Pemerintah Menyoal Ketidaktepatan Sasaran Penggunaan Anggaran

Tidak hanya PT Pos Indonesia yang menghadapi problematika dalam penyaluran bansos, Luhut Binsar Pandjaitan, Ketua Dewan Ekonomi Nasional (DEN), sebelumnya mengkritik efektivitas distribusi dana bansos. Dari total Rp500 triliun yang dianggarkan untuk bansos, Luhut mengungkapkan bahwa hanya setengahnya yang benar-benar diterima oleh masyarakat yang berhak. Menteri Luhut pun menyebut masalah data yang tidak akurat sebagai penyebab utama kesalahan penyaluran bansos. “Dari total Rp500 triliun anggaran bansos, hanya separuh yang benar-benar sampai ke tangan yang berhak. Data ganda, penerima yang tidak memenuhi syarat, hingga mereka yang bahkan tidak memiliki NIK menjadi kendala utama,” ujarnya.

Upaya Memperbaiki Sistem Penyaluran Bansos melalui Teknologi

Mencuatnya permasalahan pendistribusian bansos mendorong pemerintah untuk segera membenahi sistem yang ada. Digitalisasi dan penguatan validasi data menjadi prioritas dalam strategi pembenahan ini. Pemerintah, lanjut Luhut, tengah membangun Data Terpadu Sosial dan Ekonomi Nasional (DTSEN) sebagai langkah awal untuk menyatukan tiga basis data utama: Data Terpadu Kesejahteraan Sosial (DTKS), Registrasi Sosial Ekonomi (Regsosek), dan Penyasaran Percepatan Penghapusan Kemiskinan Ekstrem (P3KE). Konsolidasi ini akan diverifikasi lebih lanjut dengan Sistem Informasi Administrasi Kependudukan (SIAK) milik Kementerian Dalam Negeri demi memastikan akurasi data penerima bansos.

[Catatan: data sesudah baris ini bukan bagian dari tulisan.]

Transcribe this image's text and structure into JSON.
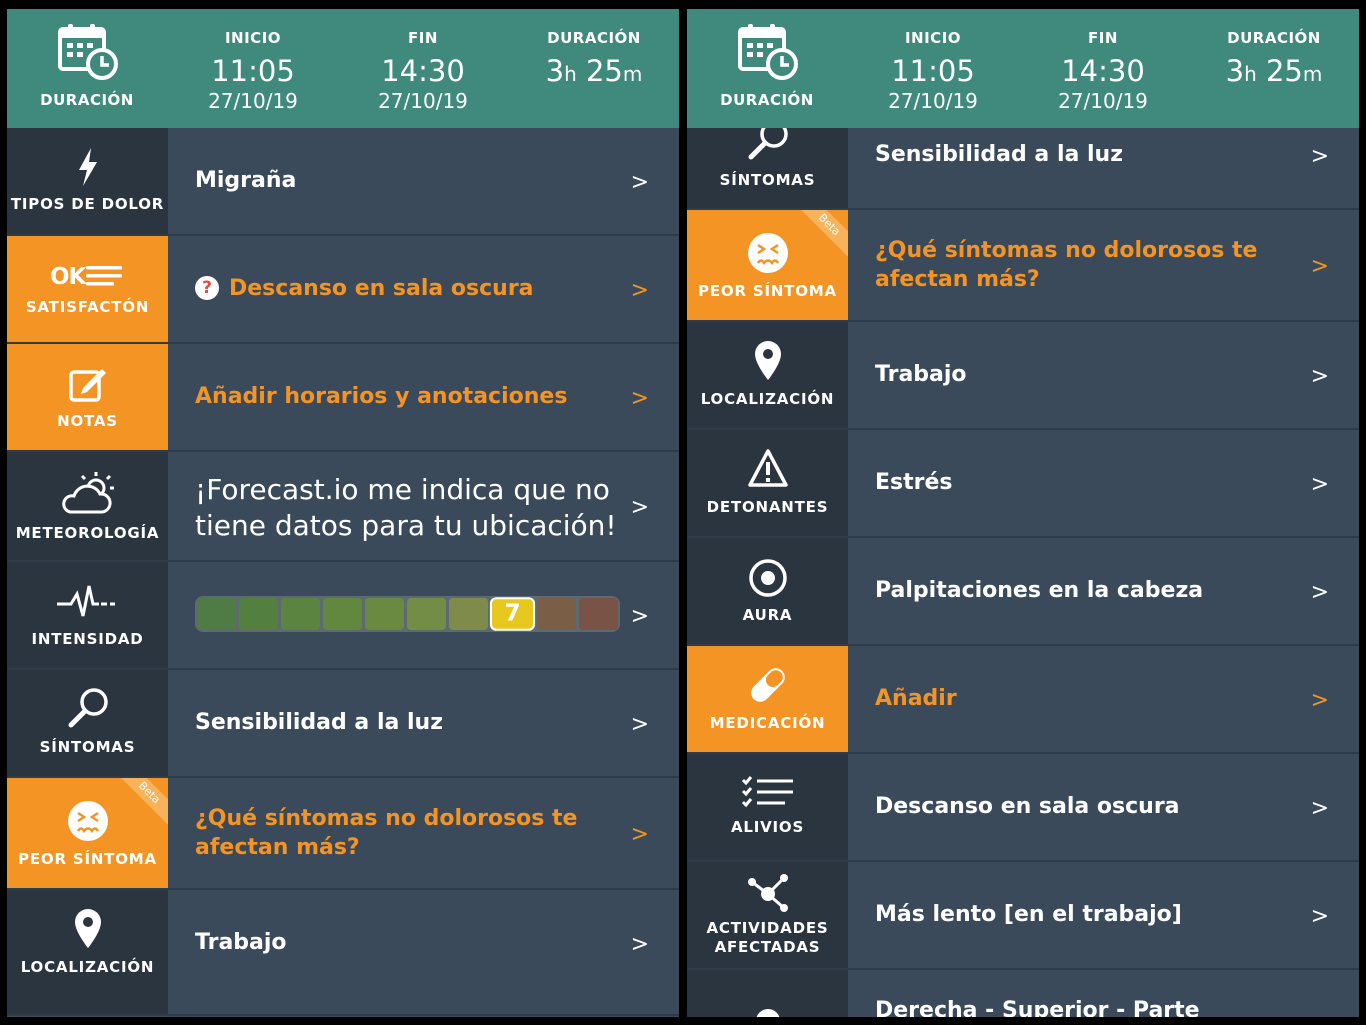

Ke Depannya: Tantangan Tata Kelola Bansos

Dengan segala tantangan yang mengemuka dalam tata kelola bansos, baik dari sisi pembiayaan maupun efektivitas penyaluran, diperlukan sinergi dari berbagai pihak. Tidak hanya pemerintah yang perlu memperjelas regulasi dan optimasi anggaran, tetapi juga lembaga penyalur seperti PT Pos Indonesia yang harus terus meningkatkan kapabilitas pengelolaan dan distribusi agar tepat sasaran. Masyarakat tentunya berharap agar program bansos yang sejatinya mulia ini dapat benar-benar dirasakan manfaatnya dengan transparansi dan akuntabilitas tinggi. Ini semua memerlukan kerjasama lintas sektoral yang solid serta komitmen kuat untuk mengentaskan kemiskinan di Tanah Air.